With schools across New Jersey wrapping up the 2019-20 school year after spending 12 weeks or more in remote instruction, attention is turning to the impact that COVID-19 has had on students, educators and public schools and how the current global pandemic will affect public schools in the upcoming school year. To address many of the questions and concerns that educators have and to share educators’ expertise and perspectives, NJEA has released its Education Recovery Plan, a comprehensive overview of the issues with questions and recommended approaches and solutions.
NJEA President Marie Blistan said of the report, “Educators must remain at the center of these discussions and the health and safety of students and staff must remain the top priority. No one better understands the day-to-day realities of public schools and the challenge of keeping our students safe in this difficult time. Whether we continue remote instruction, return to in-person instruction or utilize some combination of those, the challenges will be great.
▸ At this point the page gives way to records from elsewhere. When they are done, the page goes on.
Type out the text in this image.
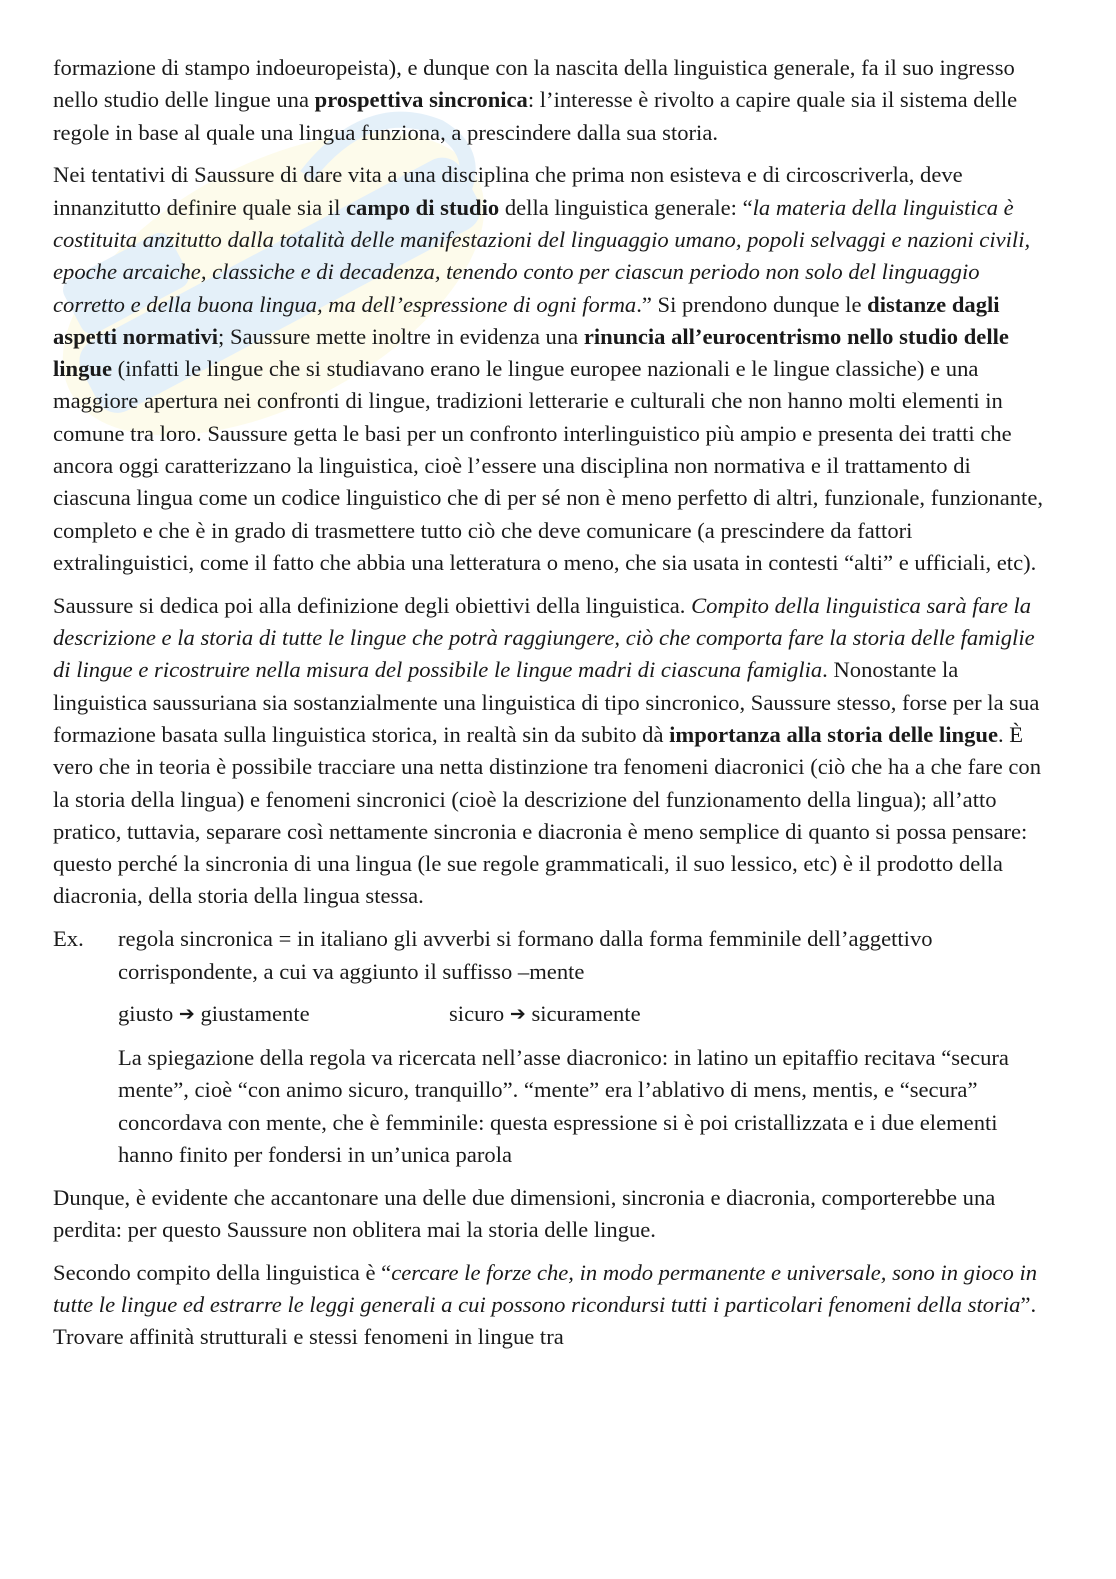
formazione di stampo indoeuropeista), e dunque con la nascita della linguistica generale, fa il suo ingresso nello studio delle lingue una prospettiva sincronica: l’interesse è rivolto a capire quale sia il sistema delle regole in base al quale una lingua funziona, a prescindere dalla sua storia.

Nei tentativi di Saussure di dare vita a una disciplina che prima non esisteva e di circoscriverla, deve innanzitutto definire quale sia il campo di studio della linguistica generale: “la materia della linguistica è costituita anzitutto dalla totalità delle manifestazioni del linguaggio umano, popoli selvaggi e nazioni civili, epoche arcaiche, classiche e di decadenza, tenendo conto per ciascun periodo non solo del linguaggio corretto e della buona lingua, ma dell’espressione di ogni forma.” Si prendono dunque le distanze dagli aspetti normativi; Saussure mette inoltre in evidenza una rinuncia all’eurocentrismo nello studio delle lingue (infatti le lingue che si studiavano erano le lingue europee nazionali e le lingue classiche) e una maggiore apertura nei confronti di lingue, tradizioni letterarie e culturali che non hanno molti elementi in comune tra loro. Saussure getta le basi per un confronto interlinguistico più ampio e presenta dei tratti che ancora oggi caratterizzano la linguistica, cioè l’essere una disciplina non normativa e il trattamento di ciascuna lingua come un codice linguistico che di per sé non è meno perfetto di altri, funzionale, funzionante, completo e che è in grado di trasmettere tutto ciò che deve comunicare (a prescindere da fattori extralinguistici, come il fatto che abbia una letteratura o meno, che sia usata in contesti “alti” e ufficiali, etc).

Saussure si dedica poi alla definizione degli obiettivi della linguistica. Compito della linguistica sarà fare la descrizione e la storia di tutte le lingue che potrà raggiungere, ciò che comporta fare la storia delle famiglie di lingue e ricostruire nella misura del possibile le lingue madri di ciascuna famiglia. Nonostante la linguistica saussuriana sia sostanzialmente una linguistica di tipo sincronico, Saussure stesso, forse per la sua formazione basata sulla linguistica storica, in realtà sin da subito dà importanza alla storia delle lingue. È vero che in teoria è possibile tracciare una netta distinzione tra fenomeni diacronici (ciò che ha a che fare con la storia della lingua) e fenomeni sincronici (cioè la descrizione del funzionamento della lingua); all’atto pratico, tuttavia, separare così nettamente sincronia e diacronia è meno semplice di quanto si possa pensare: questo perché la sincronia di una lingua (le sue regole grammaticali, il suo lessico, etc) è il prodotto della diacronia, della storia della lingua stessa.

Ex.	regola sincronica = in italiano gli avverbi si formano dalla forma femminile dell’aggettivo corrispondente, a cui va aggiunto il suffisso –mente

giusto ➔ giustamente	sicuro ➔ sicuramente

La spiegazione della regola va ricercata nell’asse diacronico: in latino un epitaffio recitava “secura mente”, cioè “con animo sicuro, tranquillo”. “mente” era l’ablativo di mens, mentis, e “secura” concordava con mente, che è femminile: questa espressione si è poi cristallizzata e i due elementi hanno finito per fondersi in un’unica parola

Dunque, è evidente che accantonare una delle due dimensioni, sincronia e diacronia, comporterebbe una perdita: per questo Saussure non oblitera mai la storia delle lingue.

Secondo compito della linguistica è “cercare le forze che, in modo permanente e universale, sono in gioco in tutte le lingue ed estrarre le leggi generali a cui possono ricondursi tutti i particolari fenomeni della storia”. Trovare affinità strutturali e stessi fenomeni in lingue tra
NJEA members are in the best position to understand those challenges and address them in ways that prioritize health and safety while still focusing on the educational and other needs of our students. Formulating a plan for next year that does not rely heavily on the expertise of educators and health professionals will result in dangerous conditions and poor educational outcomes. Any plan that is formulated must be flexible enough to adapt to changing circumstances in order to protect the health and safety of students and staff.”
From the beginning of the COVID-19 school building closures in March, NJEA has worked closely with the New Jersey Department of Education, the Murphy Administration and other educational stakeholder groups to ensure a safe, smooth transition to remote learning. The return to learning in September, in whatever form that takes, will require even greater communication, coordination and input from educators to ensure the best outcomes for students.